Il rischio di una crisi di fiducia tra i risparmiatori appare quindi reale, insieme al trasloco dei conti correnti verso gli istituti più solidi come patrimonio, o a controllo pubblico come il Banco Posta.Tra le popolari, quindi, quasi nessuno – tranne Bpm e Banco Popolare che potrebbero decidere di sposarsi entro marzo – rompe gli indugi. Malgrado sia passato un anno dalla riforma Renzi che le costringe a diventare spa, quasi che il principio di tutti mali fosse il voto capitario e non invece i prestiti alle parti correlate.
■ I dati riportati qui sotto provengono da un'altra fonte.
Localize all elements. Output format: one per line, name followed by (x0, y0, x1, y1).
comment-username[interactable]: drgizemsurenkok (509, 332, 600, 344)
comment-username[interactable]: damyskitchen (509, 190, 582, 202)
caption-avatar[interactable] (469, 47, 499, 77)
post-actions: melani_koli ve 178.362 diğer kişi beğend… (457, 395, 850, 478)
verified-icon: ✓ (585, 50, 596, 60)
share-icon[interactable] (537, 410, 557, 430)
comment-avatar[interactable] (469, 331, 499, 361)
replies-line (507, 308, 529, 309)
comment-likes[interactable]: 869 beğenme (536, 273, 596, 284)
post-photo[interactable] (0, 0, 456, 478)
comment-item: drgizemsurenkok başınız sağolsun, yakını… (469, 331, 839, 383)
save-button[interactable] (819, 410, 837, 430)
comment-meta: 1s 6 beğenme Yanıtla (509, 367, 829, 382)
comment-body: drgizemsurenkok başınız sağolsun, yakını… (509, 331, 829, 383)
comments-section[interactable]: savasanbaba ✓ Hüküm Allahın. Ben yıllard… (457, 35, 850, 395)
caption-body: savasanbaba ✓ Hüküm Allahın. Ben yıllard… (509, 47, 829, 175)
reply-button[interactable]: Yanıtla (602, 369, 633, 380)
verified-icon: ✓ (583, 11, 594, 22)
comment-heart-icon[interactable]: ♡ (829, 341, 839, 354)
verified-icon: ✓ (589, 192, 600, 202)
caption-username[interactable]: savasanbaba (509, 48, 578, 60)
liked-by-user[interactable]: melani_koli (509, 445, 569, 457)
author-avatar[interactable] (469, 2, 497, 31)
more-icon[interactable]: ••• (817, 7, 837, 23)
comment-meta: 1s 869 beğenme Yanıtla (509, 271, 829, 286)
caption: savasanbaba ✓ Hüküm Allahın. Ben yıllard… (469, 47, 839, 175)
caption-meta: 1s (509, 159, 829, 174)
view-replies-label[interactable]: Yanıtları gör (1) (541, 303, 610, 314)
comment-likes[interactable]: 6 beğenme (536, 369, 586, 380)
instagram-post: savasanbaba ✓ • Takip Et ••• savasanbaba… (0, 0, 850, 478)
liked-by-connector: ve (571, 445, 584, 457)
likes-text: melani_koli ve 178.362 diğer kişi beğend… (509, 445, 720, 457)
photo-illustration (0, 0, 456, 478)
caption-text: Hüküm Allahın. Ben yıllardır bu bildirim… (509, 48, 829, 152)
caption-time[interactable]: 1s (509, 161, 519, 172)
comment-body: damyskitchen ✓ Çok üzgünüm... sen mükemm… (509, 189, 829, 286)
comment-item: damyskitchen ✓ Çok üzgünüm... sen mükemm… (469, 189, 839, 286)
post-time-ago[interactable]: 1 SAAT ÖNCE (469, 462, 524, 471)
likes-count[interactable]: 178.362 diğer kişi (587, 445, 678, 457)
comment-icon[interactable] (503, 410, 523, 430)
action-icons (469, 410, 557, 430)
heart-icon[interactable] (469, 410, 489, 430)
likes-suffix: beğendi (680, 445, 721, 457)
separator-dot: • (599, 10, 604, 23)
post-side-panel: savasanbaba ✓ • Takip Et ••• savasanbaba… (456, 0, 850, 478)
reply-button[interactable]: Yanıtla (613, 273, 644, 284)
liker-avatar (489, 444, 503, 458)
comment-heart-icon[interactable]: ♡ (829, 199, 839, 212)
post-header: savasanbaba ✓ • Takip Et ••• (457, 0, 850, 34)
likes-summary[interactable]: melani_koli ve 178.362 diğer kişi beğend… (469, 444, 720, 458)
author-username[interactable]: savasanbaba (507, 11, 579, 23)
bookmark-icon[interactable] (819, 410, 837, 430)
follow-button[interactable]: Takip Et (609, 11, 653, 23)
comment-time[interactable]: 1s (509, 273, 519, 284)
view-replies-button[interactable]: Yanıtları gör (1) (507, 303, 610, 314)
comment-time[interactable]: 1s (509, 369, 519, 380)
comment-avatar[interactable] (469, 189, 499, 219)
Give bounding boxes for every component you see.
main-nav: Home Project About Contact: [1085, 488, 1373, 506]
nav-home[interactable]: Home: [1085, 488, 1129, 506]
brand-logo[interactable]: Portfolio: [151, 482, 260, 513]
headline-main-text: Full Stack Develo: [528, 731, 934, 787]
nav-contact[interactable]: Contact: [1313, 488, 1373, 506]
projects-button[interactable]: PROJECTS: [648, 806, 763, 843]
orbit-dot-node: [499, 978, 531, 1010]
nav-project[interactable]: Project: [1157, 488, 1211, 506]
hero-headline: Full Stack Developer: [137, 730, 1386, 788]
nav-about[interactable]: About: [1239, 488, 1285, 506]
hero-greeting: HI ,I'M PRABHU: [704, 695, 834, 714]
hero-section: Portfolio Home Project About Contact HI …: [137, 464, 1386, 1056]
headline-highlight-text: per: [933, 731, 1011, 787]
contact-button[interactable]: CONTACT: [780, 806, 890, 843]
Nelle banche italiane ci sono infatti 201 miliardi di crediti in sofferenza. Roba da togliere il sonno, soprattutto se la ripresa economica continuerà a battere in testa, mandando a terra altre piccole e medie imprese: per esempio, secondo gli analisti di Barclays, a settembre 2015, il Banco Popolare aveva 11 miliardi di sofferenze, Mps 26, Bpm 3 e Ubi 7; i primi sei gruppi 137 miliardi in tutto. In mancanza di transazioni reali, il mercato ha preso per buono il prezzo di conferimento dei crediti malati di Etruria & C (17 centesimi) e ha calcolato per l’intero sistema un impatto da 35 miliardi. Un ammanco a confronto del quale la maxi-cartolarizzazione di Stato strappata dal ministro Pier Carlo Paodan a Bruxelles può essere solo un utile attrezzo. Il quadro in realtà è ancora più complicato, perché alcune delle banche all’altare hanno adottato i modelli interni, altre sono rimaste a quello standard. E questo, dopo la mitragliata di svalutazioni in sede di Aqr lo scorso anno, impatta direttamente sul costo di «smaltimento» delle sofferenze. In particolare cambia il peso dello shortfall delle perdite attese sul Core Tier One, il parametro guida della solidità e quindi delle fusioni tra le banche. A fare due conti è Mediobanca Securities, secondo il cui studio (datato primo febbraio 2016) i non performing loans (cioè i crediti in sofferenza) ancora sotto modello standard, per il Banco Popolare potrebbero essere 1,6 miliardi, per Ubi 1,2 e 1,5 per Bipiemme.